The first interest moment came when he suddenly played 19. Ne6. I looked at it and realized that accepting it would be bad after 19… fxe6 20. Qe7 Rf7, so decided to decline it, but spend some time thinking about the right reply. I considered 19… Ne4, but didn’t see any advantage in 20. Nxd8 Nxd3 21. Qd2 missing that after 21… Rxd8 22. Qxc3 Qc6 White has to play 23. e4 because 23. Qb2 or 23. Qc2 is met with b5. Another line 19… Ne4 20. Rd3 Rxd3 21. Qxd3 Qe7 22. Bd5 Nf6 23. Bxb7 Qxb7 24. Ng5 is -0.80.

Instead I played 19… Rd6 and in a few moves got some pressure on “d” vertical. But after 24… f6 Black’s position also became vulnerable due to the weakness of a2-g8 diagonal. My 32… d3 sacrifice was not necessary, instead Qd8 was keeping the pressure and defending the kingside at the same time.

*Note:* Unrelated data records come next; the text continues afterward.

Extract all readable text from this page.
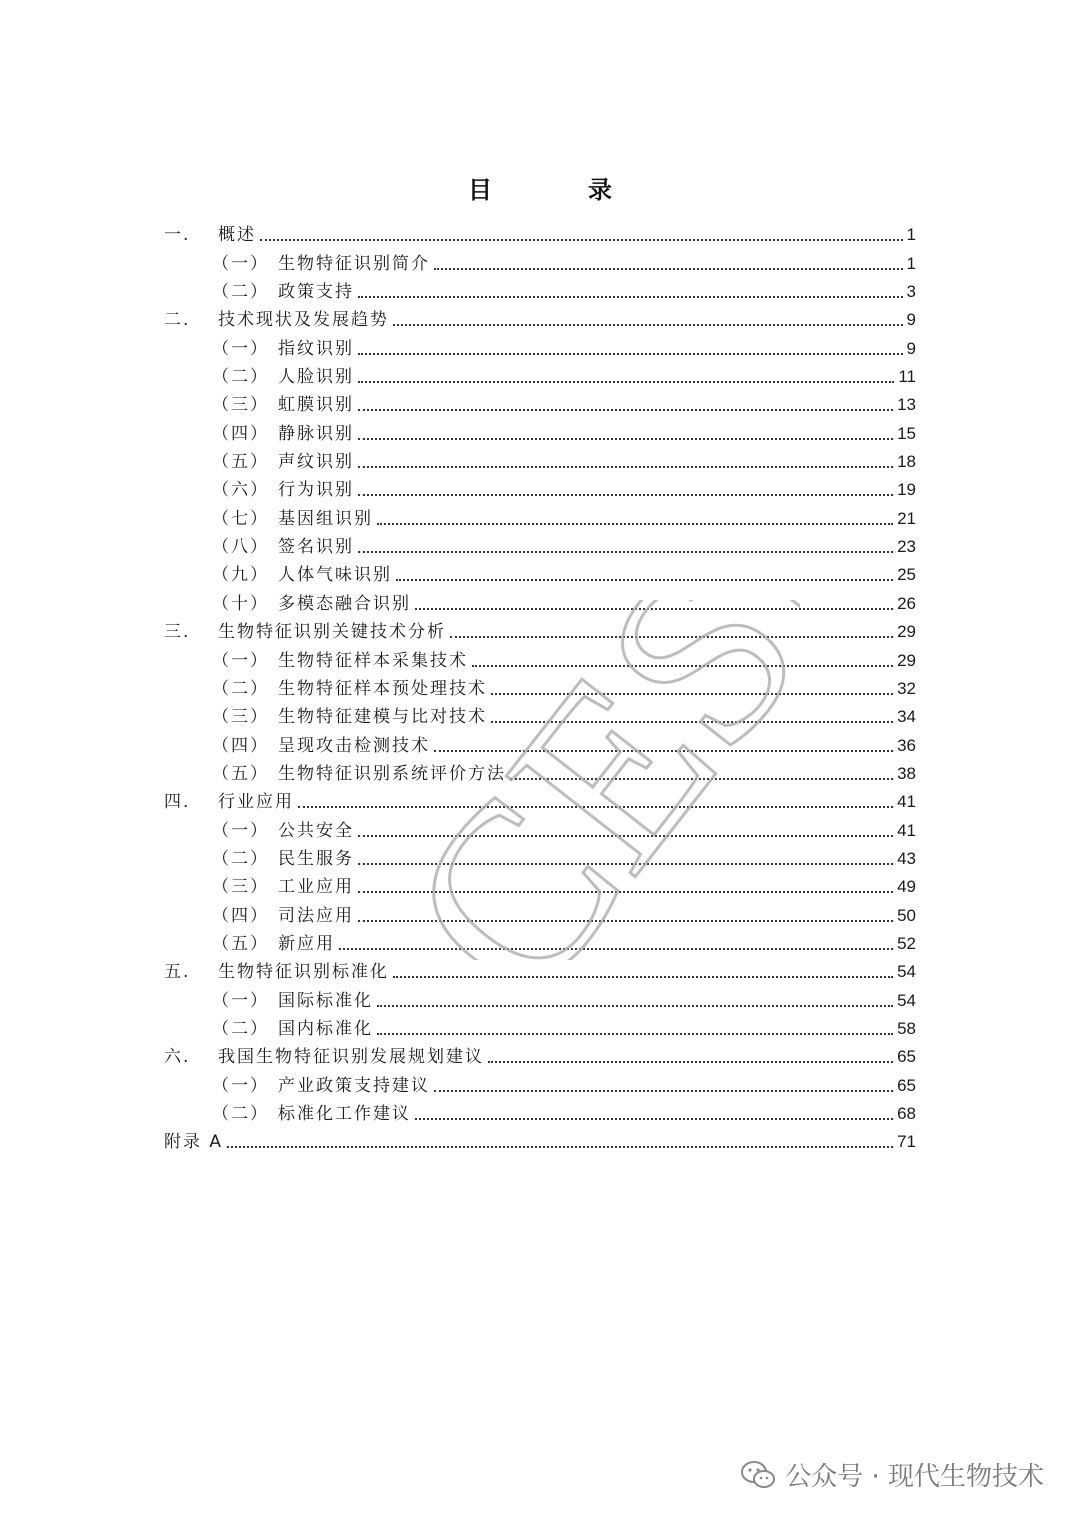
目　录
一.	概述	1
（一） 生物特征识别简介	1
（二） 政策支持	3
二.	技术现状及发展趋势	9
（一） 指纹识别	9
（二） 人脸识别	11
（三） 虹膜识别	13
（四） 静脉识别	15
（五） 声纹识别	18
（六） 行为识别	19
（七） 基因组识别	21
（八） 签名识别	23
（九） 人体气味识别	25
（十） 多模态融合识别	26
三.	生物特征识别关键技术分析	29
（一） 生物特征样本采集技术	29
（二） 生物特征样本预处理技术	32
（三） 生物特征建模与比对技术	34
（四） 呈现攻击检测技术	36
（五） 生物特征识别系统评价方法	38
四.	行业应用	41
（一） 公共安全	41
（二） 民生服务	43
（三） 工业应用	49
（四） 司法应用	50
（五） 新应用	52
五.	生物特征识别标准化	54
（一） 国际标准化	54
（二） 国内标准化	58
六.	我国生物特征识别发展规划建议	65
（一） 产业政策支持建议	65
（二） 标准化工作建议	68
附录 A	71
CESI
公众号 · 现代生物技术
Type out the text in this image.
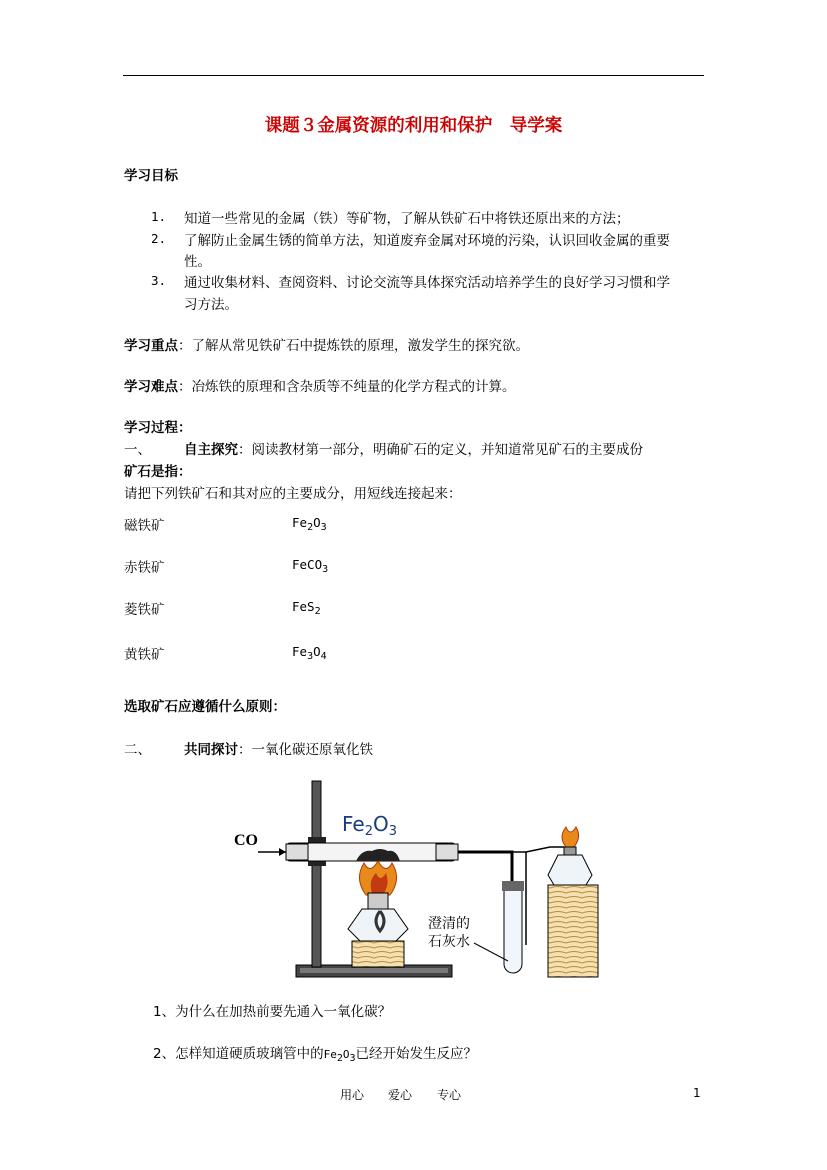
课题３金属资源的利用和保护　导学案
学习目标
1. 知道一些常见的金属（铁）等矿物，了解从铁矿石中将铁还原出来的方法；
2. 了解防止金属生锈的简单方法，知道废弃金属对环境的污染，认识回收金属的重要
性。
3. 通过收集材料、查阅资料、讨论交流等具体探究活动培养学生的良好学习习惯和学
习方法。
学习重点：了解从常见铁矿石中提炼铁的原理，激发学生的探究欲。
学习难点：冶炼铁的原理和含杂质等不纯量的化学方程式的计算。
学习过程：
一、 自主探究：阅读教材第一部分，明确矿石的定义，并知道常见矿石的主要成份
矿石是指：
请把下列铁矿石和其对应的主要成分，用短线连接起来：
磁铁矿	$Fe_2O_3$
赤铁矿	FeCO$_3$
菱铁矿	FeS$_2$
黄铁矿	$Fe_3O_4$
选取矿石应遵循什么原则：
二、 共同探讨：一氧化碳还原氧化铁
CO
$Fe_2O_3$
澄清的 石灰水
1、为什么在加热前要先通入一氧化碳？
2、怎样知道硬质玻璃管中的$Fe_2O_3$已经开始发生反应？
用心 爱心 专心	1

After 35 moves I had about 3 minutes left. I saw that Rxh6 was possible and wanted to defend, but didn’t have enough time to calculate properly and played Rd7. It was a mistake, 37. Rxh6 gxh6 38. Qg6+ Kh8 39. Qe8+ Kg7 40. Qxd7+ Kf8 41. Qd8+ Kg7 42. Bc4 was winning.

Luckily for me he didn’t see it. I stopped writing the moves at that moment, remember playing Qf8 on the next move, so Rxh6 was not possible anymore. Then I created again a pressure on e4, he made a mistake and was forced to give up his “b” pawn.

In the end we had the following position, where I repeated the moves.

This position is equal after Bg2.

It is not about the money, it’s about one move in a second round game in the Thursday’s club.  My opponent was a boy, I drew him with White 7 months ago in the same opening, Sicilian, Moscow variation.

I had some pressure after the opening and after exchanges on e5 thought I can get an attack on the kingside. A crucial moment came after his 28… Re8.  I played an obvious 29. Rg5+ and after Kh8 suddenly realized that it is me who is now under pressure. Instead of 29. Rg5 I had to play 29. Ref1, then to 29… Re6 I could reply Rf7 and have about +1 advantage.

So, I had to make a few balancing moves and after he forced queens exchange I accepted his draw offer.